1016 Industries — McLaren
As part of 1016 Industries ongoing quest to be first to integrate 3D printed technologies into scaled manufacturing processes, it has successfully completed its first phase of performance testing for its McLaren 720S with 3D printed parts.
Initially conceived as an exploration of how to craft an array of world class automotive parts more efficiently, the 1016 Industries 3D McLaren 720S prototype is an exercise in fully utilizing state-of-the-art 3D printing, in order to understand what is possible and improvable with 3-D technology..
Known for creating many of the most advanced carbon fiber designs in order to improve both aesthetic and performance dimensions of exotic automobiles, 1016 Industries is committed to showcasing the many applications of 3D printing technology.
After 1016 Industries validated all the design criteria using Computational Fluid Dynamics (CFD) for the McLaren prototype, the company put its 3D printed 720S prototype into the field for situational testing, which was conducted in Detroit.
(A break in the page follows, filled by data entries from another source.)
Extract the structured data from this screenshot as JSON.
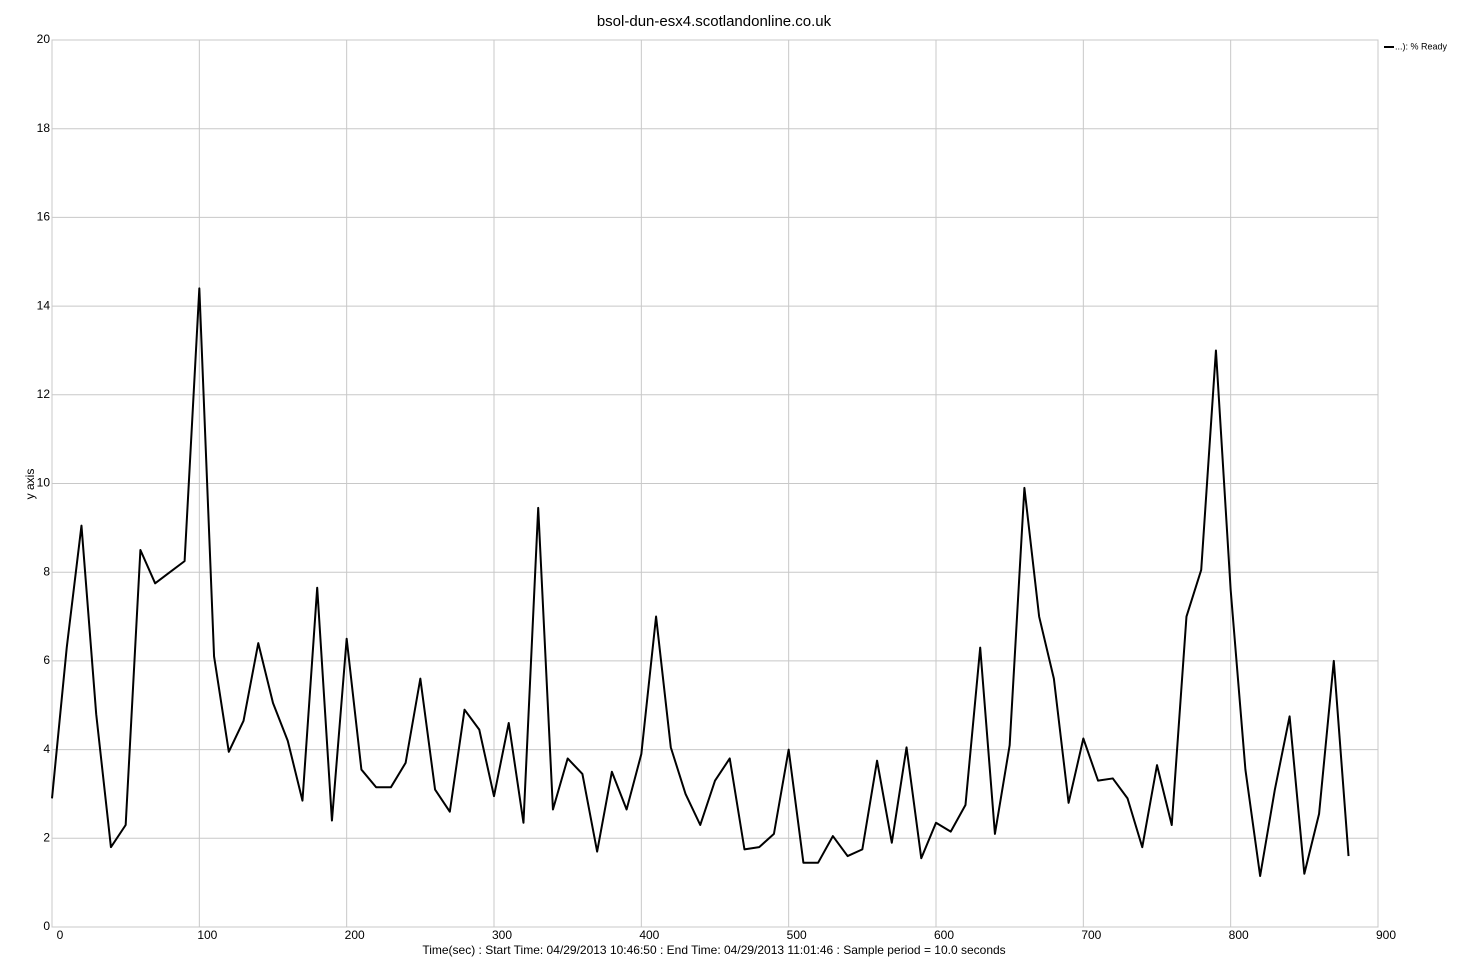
{
  "chart_data": {
    "type": "line",
    "title": "bsol-dun-esx4.scotlandonline.co.uk",
    "x_label": "Time(sec) : Start Time: 04/29/2013 10:46:50  :  End Time: 04/29/2013 11:01:46 : Sample period = 10.0 seconds",
    "y_label": "y axis",
    "x": [
      0,
      10,
      20,
      30,
      40,
      50,
      60,
      70,
      80,
      90,
      100,
      110,
      120,
      130,
      140,
      150,
      160,
      170,
      180,
      190,
      200,
      210,
      220,
      230,
      240,
      250,
      260,
      270,
      280,
      290,
      300,
      310,
      320,
      330,
      340,
      350,
      360,
      370,
      380,
      390,
      400,
      410,
      420,
      430,
      440,
      450,
      460,
      470,
      480,
      490,
      500,
      510,
      520,
      530,
      540,
      550,
      560,
      570,
      580,
      590,
      600,
      610,
      620,
      630,
      640,
      650,
      660,
      670,
      680,
      690,
      700,
      710,
      720,
      730,
      740,
      750,
      760,
      770,
      780,
      790,
      800,
      810,
      820,
      830,
      840,
      850,
      860,
      870,
      880
    ],
    "series": [
      {
        "name": "...): % Ready",
        "color": "#000000",
        "values": [
          2.9,
          6.3,
          9.05,
          4.8,
          1.8,
          2.3,
          8.5,
          7.75,
          8.0,
          8.25,
          14.4,
          6.1,
          3.95,
          4.65,
          6.4,
          5.05,
          4.2,
          2.85,
          7.65,
          2.4,
          6.5,
          3.55,
          3.15,
          3.15,
          3.7,
          5.6,
          3.1,
          2.6,
          4.9,
          4.45,
          2.95,
          4.6,
          2.35,
          9.45,
          2.65,
          3.8,
          3.45,
          1.7,
          3.5,
          2.65,
          3.9,
          7.0,
          4.05,
          3.0,
          2.3,
          3.3,
          3.8,
          1.75,
          1.8,
          2.1,
          4.0,
          1.45,
          1.45,
          2.05,
          1.6,
          1.75,
          3.75,
          1.9,
          4.05,
          1.55,
          2.35,
          2.15,
          2.75,
          6.3,
          2.1,
          4.1,
          9.9,
          7.0,
          5.6,
          2.8,
          4.25,
          3.3,
          3.35,
          2.9,
          1.8,
          3.65,
          2.3,
          7.0,
          8.05,
          13.0,
          7.6,
          3.55,
          1.15,
          3.1,
          4.75,
          1.2,
          2.55,
          6.0,
          1.6
        ]
      }
    ],
    "xlim": [
      0,
      900
    ],
    "xticks": [
      0,
      100,
      200,
      300,
      400,
      500,
      600,
      700,
      800,
      900
    ],
    "ylim": [
      0,
      20
    ],
    "yticks": [
      0,
      2,
      4,
      6,
      8,
      10,
      12,
      14,
      16,
      18,
      20
    ],
    "grid": true,
    "legend": "top-right"
  }
}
“On this initial test run, 1016 Industries put the car through several different high performance driving scenarios in general conditions, as well as rapid acceleration and deceleration to discover how much our 1016 Industries 3D printed parts could handle,” comments 1016 Industries CEO Peter Northrop.
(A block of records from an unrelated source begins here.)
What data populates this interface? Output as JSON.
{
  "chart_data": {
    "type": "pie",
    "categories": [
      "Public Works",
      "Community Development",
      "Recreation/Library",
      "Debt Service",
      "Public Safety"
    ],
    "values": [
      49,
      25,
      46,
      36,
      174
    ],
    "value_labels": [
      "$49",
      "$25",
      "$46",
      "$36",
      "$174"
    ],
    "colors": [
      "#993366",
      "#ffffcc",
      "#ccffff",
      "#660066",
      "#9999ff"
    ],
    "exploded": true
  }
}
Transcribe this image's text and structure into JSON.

He continues, “Our 3D printed McLaren 720S designs produced no serious fractures or cracking during field testing, as we took the car to 80 miles per hour. Everything performed incredibly well.
“In theory, 3D printing technology seemed to us like something that could be easily applied to automotive. 1016 Industries came out swinging and thought 3D printing technology was something that we could get right the first time, but reality is much more complex.
Incorporating 3D printing into our production processes has been a steep learning curve. But we were encouraged by how the 720S prototype performed. While the material hasn’t proven yet that it would be the right fit for a long-term prototype, our testing has proven that a car can use 3D printed technologies and be drivable. As to what extent, that is what 1016 Industries is working to find out now.”
The main goal from the recent drive test was to see just how durable 1016 Industries’ 3D printed 720S parts were. Even more importantly, 1016 Industries is researching the long-term viability of the company’s 3D printed parts, integrated into a high-performance exotic vehicle like the McLaren 720S. Data from the introductory test phase are encouraging.
1016 Industries is planning to debut its first full-body 3D printed kit at the beginning of 2021. The company plans to provide direct printed tooling molds for the McLaren 720S and other supercars as well, in the near future.